Kepala dari Kamar Dagang dan Industri Indonesia (KADIN) Untuk wilayah Jawa Tengah, Kunkrit Suryo Wicaksono, mengatakan bahwa perkembangan di Kawasan Industri Kendal sangat menjanjikan. Ia melanjutkan, proses pengembangan kawasan industri Jawa Tengah yang sedang berlangsung akan menjadi harapan bagi perbaikan ekonomi pasca krisis COVID-19. Hal ini dapat meningkatkan kondisi ekonomi lokal dengan menjaga agar para produsen tetap beroperasi (sumber: Suara Merdeka). Selain itu, pengembangan dua kawasan industri Jawa Tengah lainnya di Brebes dan Batang juga dipandang sebagai pertanda baik bagi Jawa Tengah untuk terus menarik investor baru.

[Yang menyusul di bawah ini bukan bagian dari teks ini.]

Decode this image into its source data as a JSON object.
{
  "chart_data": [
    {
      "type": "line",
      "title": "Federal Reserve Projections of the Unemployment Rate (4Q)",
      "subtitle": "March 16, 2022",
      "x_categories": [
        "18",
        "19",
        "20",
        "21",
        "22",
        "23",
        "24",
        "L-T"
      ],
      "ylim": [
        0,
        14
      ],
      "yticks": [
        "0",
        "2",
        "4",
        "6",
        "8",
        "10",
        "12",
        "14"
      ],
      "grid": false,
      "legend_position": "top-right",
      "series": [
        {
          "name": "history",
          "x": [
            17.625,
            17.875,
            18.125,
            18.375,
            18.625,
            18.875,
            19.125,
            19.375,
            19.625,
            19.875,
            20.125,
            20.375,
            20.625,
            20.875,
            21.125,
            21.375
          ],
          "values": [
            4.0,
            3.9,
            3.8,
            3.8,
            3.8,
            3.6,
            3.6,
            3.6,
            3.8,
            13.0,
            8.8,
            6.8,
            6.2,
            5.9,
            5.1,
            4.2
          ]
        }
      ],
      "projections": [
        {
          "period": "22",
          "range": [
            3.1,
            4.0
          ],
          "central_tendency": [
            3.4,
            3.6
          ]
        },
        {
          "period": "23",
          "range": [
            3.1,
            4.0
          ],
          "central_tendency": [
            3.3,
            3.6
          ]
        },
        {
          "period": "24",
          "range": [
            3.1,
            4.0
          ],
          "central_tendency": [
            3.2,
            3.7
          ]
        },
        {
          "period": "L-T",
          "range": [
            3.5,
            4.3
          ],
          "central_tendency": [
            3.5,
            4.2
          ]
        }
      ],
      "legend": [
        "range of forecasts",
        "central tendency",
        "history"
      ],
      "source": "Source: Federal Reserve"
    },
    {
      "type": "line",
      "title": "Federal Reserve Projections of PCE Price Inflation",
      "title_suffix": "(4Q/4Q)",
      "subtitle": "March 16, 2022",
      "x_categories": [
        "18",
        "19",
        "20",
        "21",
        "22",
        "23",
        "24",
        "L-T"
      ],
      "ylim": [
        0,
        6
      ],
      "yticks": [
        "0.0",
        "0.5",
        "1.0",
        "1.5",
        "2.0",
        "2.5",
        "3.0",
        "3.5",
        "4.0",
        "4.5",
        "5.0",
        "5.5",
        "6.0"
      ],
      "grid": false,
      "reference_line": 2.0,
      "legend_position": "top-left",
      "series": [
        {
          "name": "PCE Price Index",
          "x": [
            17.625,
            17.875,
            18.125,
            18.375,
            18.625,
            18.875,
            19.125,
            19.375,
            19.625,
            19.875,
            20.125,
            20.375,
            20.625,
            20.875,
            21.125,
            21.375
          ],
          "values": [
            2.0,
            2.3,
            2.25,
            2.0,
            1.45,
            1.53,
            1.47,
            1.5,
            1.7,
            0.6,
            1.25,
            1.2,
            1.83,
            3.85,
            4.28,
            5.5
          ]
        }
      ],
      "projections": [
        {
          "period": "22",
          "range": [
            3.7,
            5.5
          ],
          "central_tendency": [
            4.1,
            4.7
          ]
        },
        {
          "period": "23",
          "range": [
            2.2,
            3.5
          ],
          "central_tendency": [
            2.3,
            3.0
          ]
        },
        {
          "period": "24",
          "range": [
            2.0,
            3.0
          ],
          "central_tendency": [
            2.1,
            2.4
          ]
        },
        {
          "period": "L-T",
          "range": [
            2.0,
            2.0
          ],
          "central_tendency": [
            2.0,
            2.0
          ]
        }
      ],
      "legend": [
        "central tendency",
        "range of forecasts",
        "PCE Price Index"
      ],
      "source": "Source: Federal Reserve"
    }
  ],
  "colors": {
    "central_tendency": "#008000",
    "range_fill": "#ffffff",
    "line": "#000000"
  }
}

Selain peningkatan dari kawasan industri Jawa Tengah, Usaha Kecil dan Menengah (UKM) di Jawa Tengah juga berkembang pesat. Terdapat sekitar 3,5 juta industri kecil dan menengah lokal yang mendapat dukungan dari pemerintah. Kunkrit berharap perhatian pemerintah menjadi stimulus bagi sektor ekonomi untuk terus berkembang dan memperluas usaha. Ini juga merupakan kunci daya tarik Jawa Tengah di mata investor (sumber: Suara Merdeka).